Optionally, the angular change of the human torso from horizontal between video frames is determined by the following formula:
Wherein θ represents the angular variation of the human torso from the horizontal direction between video frames, y1 represents the ordinate of the target feature point of the human torso in the first video frame, y2 represents the ordinate of the target feature point of the human torso in the second video frame, x1 represents the abscissa of the target feature point of the human torso in the first video frame, x2 represents the abscissa of the target feature point of the human torso in the second video frame, max (y1,y2) represents the maximum value in y1,y2, min (y1,y2) represents the minimum value in the ordinate y1,y2, max (x1,x2) represents the maximum value in x1,x2, and min (x1,x2) represents the minimum value in x1,x2.
Optionally, inputting the monitoring image to a pre-trained Pix2Pose network, when the human body is blocked, obtaining predicted coordinates of a blocked part of the human body, including: acquiring a shielded human body detection frame in the monitoring image; translating the human body detection frame to enable the center of the human body detection frame to coincide with the center of the shielded human body, eliminating background and uncertain pixels, and obtaining an image to be detected, wherein the uncertain pixels are determined according to errors of the pixels and an outlier threshold; and determining the predicted coordinates of the human body shielding part according to the predicted error determined by the image to be detected and the interior point threshold value.

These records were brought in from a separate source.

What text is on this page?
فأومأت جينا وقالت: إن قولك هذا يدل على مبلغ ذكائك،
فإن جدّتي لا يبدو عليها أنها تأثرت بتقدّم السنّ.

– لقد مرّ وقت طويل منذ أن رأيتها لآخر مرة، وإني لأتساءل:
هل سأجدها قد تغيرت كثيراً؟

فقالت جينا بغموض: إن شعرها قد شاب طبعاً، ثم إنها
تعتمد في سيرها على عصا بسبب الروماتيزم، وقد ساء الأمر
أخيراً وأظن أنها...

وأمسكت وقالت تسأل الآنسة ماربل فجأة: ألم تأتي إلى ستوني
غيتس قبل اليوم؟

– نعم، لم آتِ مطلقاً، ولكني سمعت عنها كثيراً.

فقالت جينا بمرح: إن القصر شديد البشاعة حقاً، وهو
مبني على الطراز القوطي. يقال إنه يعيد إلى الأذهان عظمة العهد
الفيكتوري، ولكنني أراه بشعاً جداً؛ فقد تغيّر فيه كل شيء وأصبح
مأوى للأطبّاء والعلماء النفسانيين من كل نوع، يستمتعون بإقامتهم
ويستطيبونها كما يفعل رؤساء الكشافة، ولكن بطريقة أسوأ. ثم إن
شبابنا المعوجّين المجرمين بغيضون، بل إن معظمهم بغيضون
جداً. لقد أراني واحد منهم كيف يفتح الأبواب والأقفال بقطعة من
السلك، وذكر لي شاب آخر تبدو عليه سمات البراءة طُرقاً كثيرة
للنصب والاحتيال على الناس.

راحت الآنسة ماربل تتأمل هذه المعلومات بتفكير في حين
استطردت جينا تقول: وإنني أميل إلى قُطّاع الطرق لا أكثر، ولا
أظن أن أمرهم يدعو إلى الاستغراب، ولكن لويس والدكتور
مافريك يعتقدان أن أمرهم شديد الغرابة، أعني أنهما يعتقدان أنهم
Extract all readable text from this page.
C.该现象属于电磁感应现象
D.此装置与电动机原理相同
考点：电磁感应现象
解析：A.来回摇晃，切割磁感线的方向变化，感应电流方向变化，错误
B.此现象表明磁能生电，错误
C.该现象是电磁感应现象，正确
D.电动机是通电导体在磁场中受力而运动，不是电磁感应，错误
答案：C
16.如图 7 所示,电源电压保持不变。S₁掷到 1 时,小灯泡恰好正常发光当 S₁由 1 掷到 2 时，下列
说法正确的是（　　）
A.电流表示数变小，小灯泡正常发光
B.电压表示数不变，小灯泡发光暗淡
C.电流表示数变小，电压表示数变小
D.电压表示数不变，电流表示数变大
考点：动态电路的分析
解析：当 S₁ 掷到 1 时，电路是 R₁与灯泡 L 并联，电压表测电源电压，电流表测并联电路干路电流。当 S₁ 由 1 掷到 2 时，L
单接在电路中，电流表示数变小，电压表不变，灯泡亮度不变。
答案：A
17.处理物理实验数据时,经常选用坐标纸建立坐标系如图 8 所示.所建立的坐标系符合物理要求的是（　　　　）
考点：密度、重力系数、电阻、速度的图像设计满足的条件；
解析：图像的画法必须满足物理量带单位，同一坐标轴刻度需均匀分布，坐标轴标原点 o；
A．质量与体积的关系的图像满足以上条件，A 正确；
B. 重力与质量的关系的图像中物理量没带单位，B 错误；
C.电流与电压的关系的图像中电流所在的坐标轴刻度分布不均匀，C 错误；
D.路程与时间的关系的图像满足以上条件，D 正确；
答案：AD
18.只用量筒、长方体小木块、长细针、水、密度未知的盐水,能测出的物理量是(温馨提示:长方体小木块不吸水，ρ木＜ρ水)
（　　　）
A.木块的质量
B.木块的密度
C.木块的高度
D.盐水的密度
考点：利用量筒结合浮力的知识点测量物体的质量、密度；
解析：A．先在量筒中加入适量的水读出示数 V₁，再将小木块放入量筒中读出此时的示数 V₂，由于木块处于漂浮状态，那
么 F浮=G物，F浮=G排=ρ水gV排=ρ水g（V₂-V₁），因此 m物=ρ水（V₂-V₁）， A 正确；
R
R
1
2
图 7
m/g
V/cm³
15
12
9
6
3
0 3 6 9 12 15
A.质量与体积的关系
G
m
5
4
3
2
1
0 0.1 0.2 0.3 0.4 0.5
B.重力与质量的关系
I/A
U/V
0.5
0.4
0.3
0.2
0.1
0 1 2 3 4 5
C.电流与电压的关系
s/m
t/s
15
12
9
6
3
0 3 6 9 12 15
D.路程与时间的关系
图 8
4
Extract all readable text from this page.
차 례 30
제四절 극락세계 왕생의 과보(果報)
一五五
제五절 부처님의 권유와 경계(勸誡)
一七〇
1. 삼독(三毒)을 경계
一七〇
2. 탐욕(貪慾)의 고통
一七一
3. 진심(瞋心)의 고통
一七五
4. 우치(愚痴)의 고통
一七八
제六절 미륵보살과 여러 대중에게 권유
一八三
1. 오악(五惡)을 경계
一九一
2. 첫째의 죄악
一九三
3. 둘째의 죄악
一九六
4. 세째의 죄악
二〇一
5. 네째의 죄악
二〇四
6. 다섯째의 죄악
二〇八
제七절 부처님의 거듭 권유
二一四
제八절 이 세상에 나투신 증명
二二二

Optionally, when the falling is judged, an alarm is sent out.
Optionally, the monitoring video image is an infrared video image.
According to a second aspect, an embodiment of the present invention provides a personal fall detection apparatus including: the video image acquisition module is used for acquiring a monitoring video image; the feature determining module is used for inputting the monitoring video image into a pre-trained neural network to obtain the key position features and the motion features of the human body in the monitoring video image; and the feature fusion module is used for fusing the key position features of the human body with the motion features of the human body, classifying the fused features and judging whether the human body falls down or not.
According to a third aspect, an embodiment of the present invention provides an electronic device, including a memory, a processor, and a computer program stored on the memory and executable on the processor, where the processor implements the steps of the method for detecting a personal fall according to the first aspect or any implementation manner of the first aspect when the processor executes the program.
According to a fourth aspect, an embodiment of the present invention provides a storage medium having stored thereon computer instructions which, when executed by a processor, implement the steps of the method for detecting a fall of a person according to the first aspect or any of the embodiments of the first aspect.
The technical scheme of the invention has the following advantages:
according to the human fall detection method, the human body key position features and the human body motion features in the acquired monitoring video image are extracted through the pre-trained neural network, classification is carried out according to the features fusing the human body key position features and the human body motion features, human body behaviors similar to fall postures but different in motion features can be eliminated, and the fall detection accuracy is improved.
Detailed Description
The following description of the embodiments of the present invention will be made apparent and fully in view of the accompanying drawings, in which some, but not all embodiments of the invention are shown. All other embodiments, which can be made by those skilled in the art based on the embodiments of the invention without making any inventive effort, are intended to be within the scope of the invention.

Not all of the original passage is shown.